Auch Vereine wie Rollrausch Wermelskirchen, ADFC Wermelskirchen, CVJM Wermelskirchen und Flipoff hätten großen Anteil an der Realisierung des Jugendfreizeitparks, schreibt die Stadt. So seien auch donnerstags 18 bis 21 Uhr und sonntags 11 bis 14 Uhr vorgemerkte Zeiten für Inlinehockey.

Standpunkt: Plötzlich ging es flott

Von Markus Schumacher

markus.schumacher@rga.de

Pünktlich zum Kirmesauftakt konnte am Freitag auch der Jugendfreizeit zur Nutzung freigegeben werden. Bürgermeisterin Marion Lück und der Technische Beigeordnete Thomas Marner strahlten daher mit der Sonne um die Wette. Eine offizielle Eröffnungsfeier wird noch nachgeholt. Genutzt wurde der Platz ja ohnehin schon – jetzt darf er es aber auch. Erst am späten Mittwochabend war das Urteil zum Eilantrag eines Anwohners bei der Stadt eingetrudelt. Veröffentlicht ist es noch nicht. Doch war es sicher sinnvoll, das angekündigte Wetter am Wochenende schon zu nutzen. Tagsüber kann man auch kaum nachvollziehen, welcher Lärm denn die Anwohner stören soll. Denn solange der Verkehr auf der Dellmannstraße fließt, übertönt er so ziemlich jeden Ballwurf und Skateboardsprung.
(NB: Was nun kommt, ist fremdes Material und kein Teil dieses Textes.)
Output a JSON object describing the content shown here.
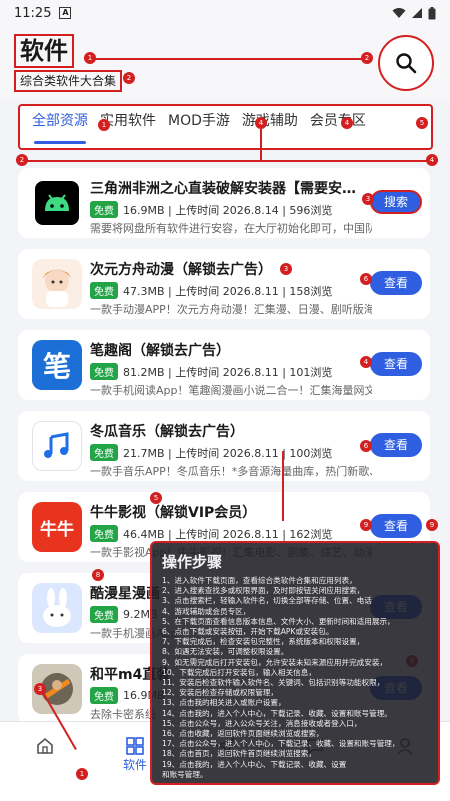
{
  "status_bar": {
    "time": "11:25",
    "a_icon": "A"
  },
  "header": {
    "title": "软件",
    "subtitle": "综合类软件大合集",
    "search_icon": "search-icon"
  },
  "tabs": [
    "全部资源",
    "实用软件",
    "MOD手游",
    "游戏辅助",
    "会员专区"
  ],
  "apps": [
    {
      "name": "三角洲非洲之心直装破解安装器【需要安…",
      "free": "免费",
      "meta": "16.9MB | 上传时间 2026.8.14 | 596浏览",
      "desc": "需要将网盘所有软件进行安容，在大厅初始化即可，中国队只…",
      "button": "搜索"
    },
    {
      "name": "次元方舟动漫（解锁去广告）",
      "free": "免费",
      "meta": "47.3MB | 上传时间 2026.8.11 | 158浏览",
      "desc": "一款手动漫APP！次元方舟动漫！汇集漫、日漫、剧听版海量…",
      "button": "查看"
    },
    {
      "name": "笔趣阁（解锁去广告）",
      "free": "免费",
      "meta": "81.2MB | 上传时间 2026.8.11 | 101浏览",
      "desc": "一款手机阅读App！笔趣阁漫画小说二合一！汇集海量网文与…",
      "button": "查看"
    },
    {
      "name": "冬瓜音乐（解锁去广告）",
      "free": "免费",
      "meta": "21.7MB | 上传时间 2026.8.11 | 100浏览",
      "desc": "一款手音乐APP！冬瓜音乐！*多音源海量曲库，热门新歌、…",
      "button": "查看"
    },
    {
      "name": "牛牛影视（解锁VIP会员）",
      "free": "免费",
      "meta": "46.4MB | 上传时间 2026.8.11 | 162浏览",
      "desc": "一款手影视App！牛牛影视！汇集电影、剧集、综艺、动漫海…",
      "button": "查看"
    },
    {
      "name": "酷漫星漫画",
      "free": "免费",
      "meta": "9.2MB",
      "desc": "一款手机漫画App",
      "button": "查看"
    },
    {
      "name": "和平m4直装",
      "free": "免费",
      "meta": "16.9MB",
      "desc": "去除卡密系统",
      "button": "查看"
    }
  ],
  "app_icons": {
    "android": "android-icon",
    "bi_char": "笔",
    "music": "music-note-icon",
    "niuniu": "牛牛"
  },
  "overlay": {
    "title": "操作步骤",
    "steps": [
      "1、进入软件下载页面，查看综合类软件合集和应用列表，",
      "2、进入搜素查找多或权限界面，及时即按钮关闭应用搜索，",
      "3、点击搜索栏，轻输入软件名，切换全部等存储、位置、电话",
      "4、游戏辅助或会员专区，",
      "5、在下载页面查看信息版本信息、文件大小、更新时间和适用展示，",
      "6、点击下载或安装按钮，开始下载APK或安装包。",
      "7、下载完成后，检查安装包完整性，系统版本和权限设置，",
      "8、如遇无法安装，可调整权限设置。",
      "9、如无需完成后打开安装包，允许安装未知来源应用并完成安装，",
      "10、下载完成后打开安装包，输入相关信息，",
      "11、安装后检查软件输入软件名、关键词、包括识别等功能权限，",
      "12、安装后检查存储或权限管理，",
      "13、点击我的相关进入或账户设置，",
      "14、点击我的，进入个人中心，下载记录、收藏、设置和账号管理。",
      "15、点击公众号，进入公众号关注，消息接收或者登入口，",
      "16、点击收藏，返回软件页面继续浏览或搜索，",
      "17、点击公众号，进入个人中心，下载记录、收藏、设置和账号管理，",
      "18、点击首页，返回软件首页继续浏览搜索，",
      "19、点击我的，进入个人中心、下载记录、收藏、设置",
      "和账号管理。"
    ]
  },
  "bottom_nav": [
    {
      "label": "",
      "icon": "home-icon"
    },
    {
      "label": "软件",
      "icon": "grid-icon"
    },
    {
      "label": "",
      "icon": "send-icon"
    },
    {
      "label": "",
      "icon": "message-icon"
    },
    {
      "label": "",
      "icon": "user-icon"
    }
  ],
  "colors": {
    "accent": "#2f5fe0",
    "annotation": "#d31f1f",
    "free_badge": "#22a447"
  },
  "annotation_numbers": [
    "1",
    "2",
    "3",
    "4",
    "5",
    "6",
    "7",
    "8",
    "9"
  ]
}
Doch es ist auch nachvollziehbar, dass nachts, wenn der Verkehr endlich nur noch spärlich fließt, jedweder Lärm durch laute Musik oder eben knallende Skateboards stören kann. Von daher ist zu hoffen, dass der wieder bestellte Securitydienst für Ruhe und Ordnung auf der Anlage sorgt.